Last year at the International Poetry Festival in Rotterdam, as I was standing on stage after a poetry reading, facing a darkened auditorium filled with the quiet breathing of several hundred listeners, the host of the event asked me: “How, just how do you see the world like that? It feels as if it is alive, everything in your poetry seems to be alive and talking to you and your readers. As for me, I just don’t notice all of those things, I don’t see those little creatures that I got to be aware of through your poetry.” I was very surprised to hear that. How can someone not see them?

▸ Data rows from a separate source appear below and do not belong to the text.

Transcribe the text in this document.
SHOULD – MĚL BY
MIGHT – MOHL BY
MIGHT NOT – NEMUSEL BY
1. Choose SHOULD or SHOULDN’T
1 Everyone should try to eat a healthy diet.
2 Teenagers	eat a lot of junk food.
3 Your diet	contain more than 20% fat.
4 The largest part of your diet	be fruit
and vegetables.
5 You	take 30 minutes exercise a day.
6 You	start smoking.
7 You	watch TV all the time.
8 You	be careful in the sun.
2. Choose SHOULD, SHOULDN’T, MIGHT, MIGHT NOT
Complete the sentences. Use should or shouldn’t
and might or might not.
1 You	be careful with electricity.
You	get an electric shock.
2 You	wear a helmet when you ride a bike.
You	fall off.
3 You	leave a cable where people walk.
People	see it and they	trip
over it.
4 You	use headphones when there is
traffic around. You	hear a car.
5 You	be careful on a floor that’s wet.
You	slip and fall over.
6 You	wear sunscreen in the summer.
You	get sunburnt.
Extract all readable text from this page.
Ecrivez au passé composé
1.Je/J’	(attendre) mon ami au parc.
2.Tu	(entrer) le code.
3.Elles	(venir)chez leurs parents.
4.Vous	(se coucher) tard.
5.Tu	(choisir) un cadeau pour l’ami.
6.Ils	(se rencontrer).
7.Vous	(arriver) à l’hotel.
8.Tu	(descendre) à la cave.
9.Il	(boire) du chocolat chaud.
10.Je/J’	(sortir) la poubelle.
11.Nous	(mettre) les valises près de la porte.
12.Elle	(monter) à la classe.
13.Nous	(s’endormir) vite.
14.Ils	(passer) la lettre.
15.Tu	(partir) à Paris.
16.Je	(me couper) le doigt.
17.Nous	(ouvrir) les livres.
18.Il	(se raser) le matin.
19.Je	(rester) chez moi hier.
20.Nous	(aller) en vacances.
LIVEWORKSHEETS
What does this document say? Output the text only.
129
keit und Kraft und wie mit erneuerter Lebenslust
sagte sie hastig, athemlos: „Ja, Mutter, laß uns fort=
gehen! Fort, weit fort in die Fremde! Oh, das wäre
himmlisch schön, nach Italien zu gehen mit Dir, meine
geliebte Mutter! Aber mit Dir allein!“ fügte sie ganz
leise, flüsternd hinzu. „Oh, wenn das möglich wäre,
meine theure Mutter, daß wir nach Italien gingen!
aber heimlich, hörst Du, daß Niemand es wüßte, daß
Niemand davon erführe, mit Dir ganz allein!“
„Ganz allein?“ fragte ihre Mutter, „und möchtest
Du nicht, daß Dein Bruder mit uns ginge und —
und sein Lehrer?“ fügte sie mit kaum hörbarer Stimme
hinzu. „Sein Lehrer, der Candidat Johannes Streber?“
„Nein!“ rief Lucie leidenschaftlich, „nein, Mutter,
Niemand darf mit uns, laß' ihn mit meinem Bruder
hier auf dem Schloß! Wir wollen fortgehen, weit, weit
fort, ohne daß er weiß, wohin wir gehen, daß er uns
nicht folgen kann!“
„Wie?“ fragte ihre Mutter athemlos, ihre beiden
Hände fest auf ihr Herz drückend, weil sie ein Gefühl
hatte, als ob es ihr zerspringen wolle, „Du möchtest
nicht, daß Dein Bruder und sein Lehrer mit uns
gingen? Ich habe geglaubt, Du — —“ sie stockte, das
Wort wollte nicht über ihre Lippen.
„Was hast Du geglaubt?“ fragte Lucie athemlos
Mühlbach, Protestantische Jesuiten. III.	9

To me, the entire world is alive and undivided. I enjoy observing it and interacting with it. If you were to think of the higher matters, God would mean the world, the universe, everything that exists. In other words, you could say that nature is God, or the higher intelligence, whichever you prefer. I remember one journey to Tibet where I experienced altitude sickness firsthand. Our destination was the high-altitude mountain lake Namtso. According to local belief, that was where the god Tengri dove. Our guides, fearing that someone would unknowingly desecrate their sacred lake, told us the story of a tourist who washed his socks in the lake and died on the spot. Whether this is true, and what exactly happened to the man who washed his weary socks in the sacred icy water at an altitude of about five thousand meters, is unknown. To me, Tengri, the sky, and nature itself are not something that can punish you for washing socks or overeating cakes, but a huge field of energy we are all just a part of.

We are submerged in nature, and yet we are trying to eradicate it within ourselves. Notably, another meaning of the word “nature” is the truth, the essence of things, the authenticity. We say “it’s human nature” when we mean something that makes us human. So, the further away we get from nature, the further away we get from ourselves. The closer to nature, the closer to ourselves. In any case, even if we shut ourselves off from it by embracing the concrete world and the plastic jungle where everything is a substitute, sooner or later we will return to nature, even if it means dissolving into it at the end of our life journey.